Удивительное дело! Отважься юный Каслрей, или Фредерик Лофти, или несчастный Артур О’Коннор говорить с ним, как Доуро, досаждать ему и надоедать, Перси бы одним мановением длинной тонкой руки заставил дерзкого удалиться с поспешностью, едва ли принятой в светском обществе. Более того, если б кто из них приступил к нему с тем восторженным пылом, какой иногда горел в темных глазах маркиза, устремленных на мятежного демократа, — другими словами, если бы Шельма различил хоть тень привязанности к себе у кого-либо, кроме Артура Уэллсли, — ответом стала бы сильнейшая неприязнь. С того самого часа он преследовал бы несчастного глупца без всякой жалости, пока не уничтожил бы окончательно. С Доуро все было иначе. Маркиз одолевал Перси, перечил ему во всем, расстраивал его планы, высмеивал чудачества, атаковал предрассудки; ненавидел его приспешников, поднимал на смех любовниц, а граф все это сносил. Доуро ходил за ним по пятам, зачарованно слушал его речи, вытягивал признания, внимал, попеременно краснея и бледнея от трепетного сочувствия, глубинным излияниям души, и Доуро не отталкивали — совсем напротив.
Да, Эллрингтон иногда обрушивал на младшего товарища свой гнев, а иногда замыкался и остужал молодой пыл холодностью равнодушия, чем ранил маркиза в самое сердце. Тот умел отвечать на бешеные вспышки Перси еще большим бешенством, а Шельма, даже в сильном опьянении, никогда не пускал в ход оружие, сократившее жизнь иным из его клевретов. Случалось, что после особенно наглых выходок юного негодяя он приставлял к виску Доуро заряженный пистолет, но ни разу не спустил курок, как ни провоцировали его дерзкий язык и непокорный взгляд своего поверженного вице-президента, который, едва Эллрингтон ослаблял хватку, вскакивал и набрасывался на того снова и снова, хотя о ту пору и уступал ему силой. Впрочем, холодность Перси приводила юношу в отчаяние, которое он не умел скрыть. Волны румянца, сменявшегося бледностью, выдавали всю бурю его чувств, и Перси нередко тешил самолюбие, мучая гордеца притворным безразличием. Тогда Доуро клялся, что не испытывает ничего, кроме отвращения, к вероломному старому распутнику, чье лживое и хладное сердце не способно к высокой дружбе, что презирает его, видит насквозь и прочая и прочая. Однако не проходило и суток, как они снова были вместе: может быть, степенно рассуждали о материях возвышенных и тонких, как ангелы Мильтона, а может, сидели рядом в почти полном молчании, а то и схватывались в яростном споре, готовые перегрызть друг другу горло.

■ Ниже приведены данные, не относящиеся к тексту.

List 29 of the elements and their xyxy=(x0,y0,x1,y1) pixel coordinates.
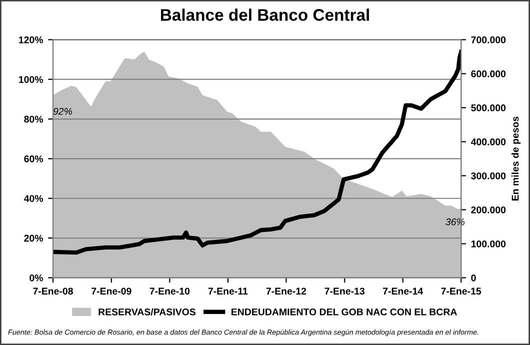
legend-label: ENDEUDAMIENTO DEL GOB NAC CON EL BCRA xyxy=(232,308,457,316)
x-tick-label: 7-Ene-09 xyxy=(92,288,132,295)
x-tick-label: 7-Ene-14 xyxy=(383,288,424,295)
x-tick-label: 7-Ene-15 xyxy=(441,288,482,295)
y2-tick-label: 500.000 xyxy=(471,104,506,112)
y-tick-label: 20% xyxy=(24,234,44,242)
x-tick-label: 7-Ene-10 xyxy=(150,288,190,295)
y2-tick-label: 300.000 xyxy=(471,172,506,180)
y-tick-label: 120% xyxy=(19,36,44,44)
x-tick-label: 7-Ene-08 xyxy=(33,288,73,295)
x-tick-label: 7-Ene-13 xyxy=(324,288,365,295)
y2-tick-label: 600.000 xyxy=(471,70,506,78)
chart-title: Balance del Banco Central xyxy=(160,8,369,21)
x-tick-label: 7-Ene-12 xyxy=(266,288,306,295)
y-tick-label: 80% xyxy=(24,116,44,123)
y2-axis-title: En miles de pesos xyxy=(512,116,521,200)
y2-tick-label: 400.000 xyxy=(470,138,506,146)
y-tick-label: 60% xyxy=(24,155,44,162)
annotation: 92% xyxy=(53,108,72,115)
y2-tick-label: 700.000 xyxy=(471,36,506,44)
y2-tick-label: 0 xyxy=(471,274,476,282)
annotation: 36% xyxy=(446,218,464,226)
y2-tick-label: 100.000 xyxy=(471,240,506,248)
y2-tick-label: 200.000 xyxy=(471,206,506,214)
x-tick-label: 7-Ene-11 xyxy=(208,288,248,295)
y-tick-label: 40% xyxy=(24,195,44,202)
y-tick-label: 0% xyxy=(30,274,44,282)
y-tick-label: 100% xyxy=(19,76,44,83)
legend-label: RESERVAS/PASIVOS xyxy=(98,308,196,316)
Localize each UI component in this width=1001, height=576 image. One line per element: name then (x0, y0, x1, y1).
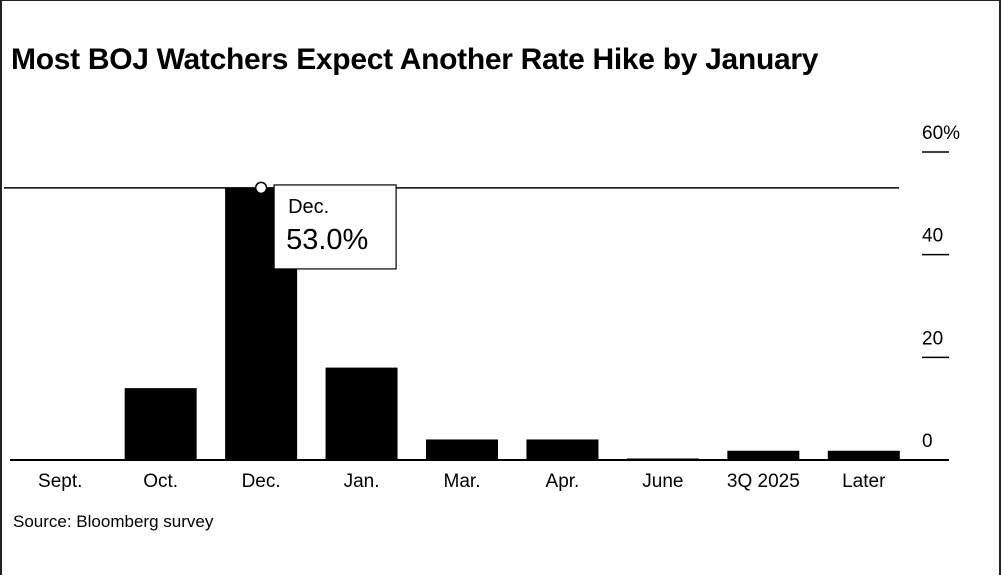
x-category-label: Jan. (344, 471, 380, 492)
hover-indicator: Dec. 53.0% (4, 181, 899, 270)
tooltip-value: 53.0% (286, 224, 368, 256)
bar[interactable] (124, 388, 197, 460)
x-category-label: Mar. (444, 471, 481, 492)
x-axis-labels: Sept. Oct. Dec. Jan. Mar. Apr. June 3Q 2025 Late… (38, 471, 886, 492)
bar[interactable] (526, 439, 599, 460)
bar[interactable] (827, 450, 900, 460)
tooltip-category: Dec. (288, 196, 329, 218)
tooltip-box (273, 184, 397, 270)
hover-marker (254, 181, 268, 195)
bars (124, 187, 900, 460)
y-tick-label: 60% (922, 123, 960, 144)
chart-title: Most BOJ Watchers Expect Another Rate Hi… (11, 43, 819, 76)
y-tick-label: 40 (922, 226, 943, 247)
x-category-label: 3Q 2025 (727, 471, 800, 492)
x-category-label: Later (842, 471, 886, 492)
bar[interactable] (325, 367, 398, 460)
x-category-label: Dec. (242, 471, 281, 492)
source-note: Source: Bloomberg survey (13, 512, 214, 531)
x-category-label: Oct. (143, 471, 178, 492)
x-category-label: Sept. (38, 471, 82, 492)
y-tick-label: 20 (922, 328, 943, 349)
x-category-label: Apr. (546, 471, 580, 492)
bar[interactable] (727, 450, 800, 460)
x-category-label: June (642, 471, 683, 492)
bar[interactable] (426, 439, 498, 460)
y-axis-ticks: 0 20 40 60% (922, 123, 960, 461)
y-tick-label: 0 (922, 431, 933, 452)
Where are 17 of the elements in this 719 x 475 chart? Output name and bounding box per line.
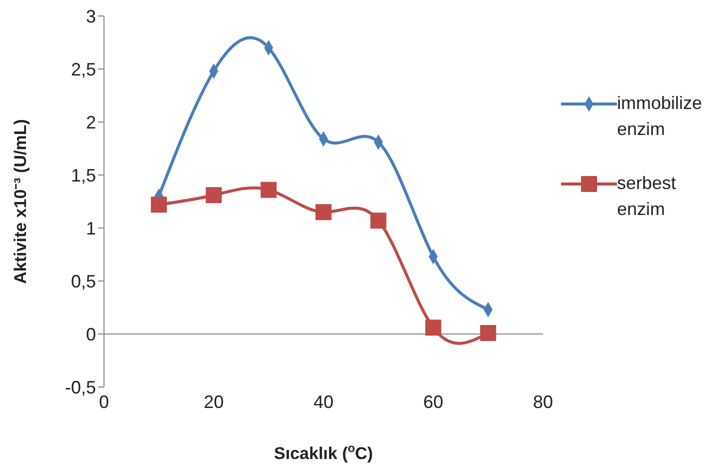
legend-label: serbest enzim <box>617 172 678 221</box>
y-tick-label: 0 <box>86 324 96 344</box>
y-tick-label: 3 <box>86 6 96 26</box>
y-tick-label: 2,5 <box>70 59 96 80</box>
x-tick-label: 80 <box>532 392 554 412</box>
x-tick-label: 20 <box>204 392 224 412</box>
x-tick-label: 0 <box>98 392 110 412</box>
y-tick-label: 2 <box>86 112 96 132</box>
y-tick-label: 1 <box>86 218 96 238</box>
y-tick-label: 1,5 <box>70 165 96 186</box>
y-tick-label: -0,5 <box>64 377 96 398</box>
x-tick-label: 40 <box>313 392 334 412</box>
legend-label: immobilize enzim <box>617 92 702 141</box>
y-axis-title: Aktivite x10⁻³ (U/mL) <box>11 119 30 284</box>
y-tick-label: 0,5 <box>70 271 96 292</box>
x-tick-label: 60 <box>423 392 444 412</box>
x-axis-title: Sıcaklık ($^{o}$C) <box>274 441 373 463</box>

Все это я описывал раньше, однако предмет столь удивителен, что зовет возвращаться к нему вновь и вновь. И едва я касаюсь темы Эллрингтона и Доуро, меня стремительно увлекает в старое русло.
В прошлой своей повести я упомянул о визите герцога Заморны в Селден-Хаус, где очередной раз возобновилась близость Эллрингтона и Доуро. Позвольте мне набросать сцену как сумею.
— Артур здесь? — спросил граф Нортенгерленд, открывая дверь в библиотеку жены.
— Нет, — отвечала графиня, поднимая глаза от страницы, тускло озаренной последним светом уходящего дня.
— Где он, Зенобия?
— Не знаю. Последний раз я видела его в гостиной леди Хелен — он разговаривал с герцогиней. Однако это было сразу после чая.
Нортенгерленд притворил дверь так же неслышно, как и открыл, и двинулся по длинному пустому коридору, разделяющему две анфилады второго этажа.
— Артур здесь? — осведомился он, беззвучно приоткрывая дверь, ведущую в покои матери.
— Нет, — ответила высокая, одетая в черное фигура, сидящая в полутьме перед открытым ящиком секретера.
— Где он, матушка?
— Не знаю, сынок. Может быть, Мэри скажет. Она у себя в туалетной.
Его сиятельство снова закрыл дверь и той же тихой, медленной поступью отправился дальше. Войдя в большую комнату, он потянул на себя боковую дверь.
— Артур здесь? — в третий раз произнес он так же сдержанно и негромко, как в предыдущие два.
— Нет, отец, — отвечал мелодичный голос, и говорящая оторвала взор от темного окна, за которым лежало притихшее поместье.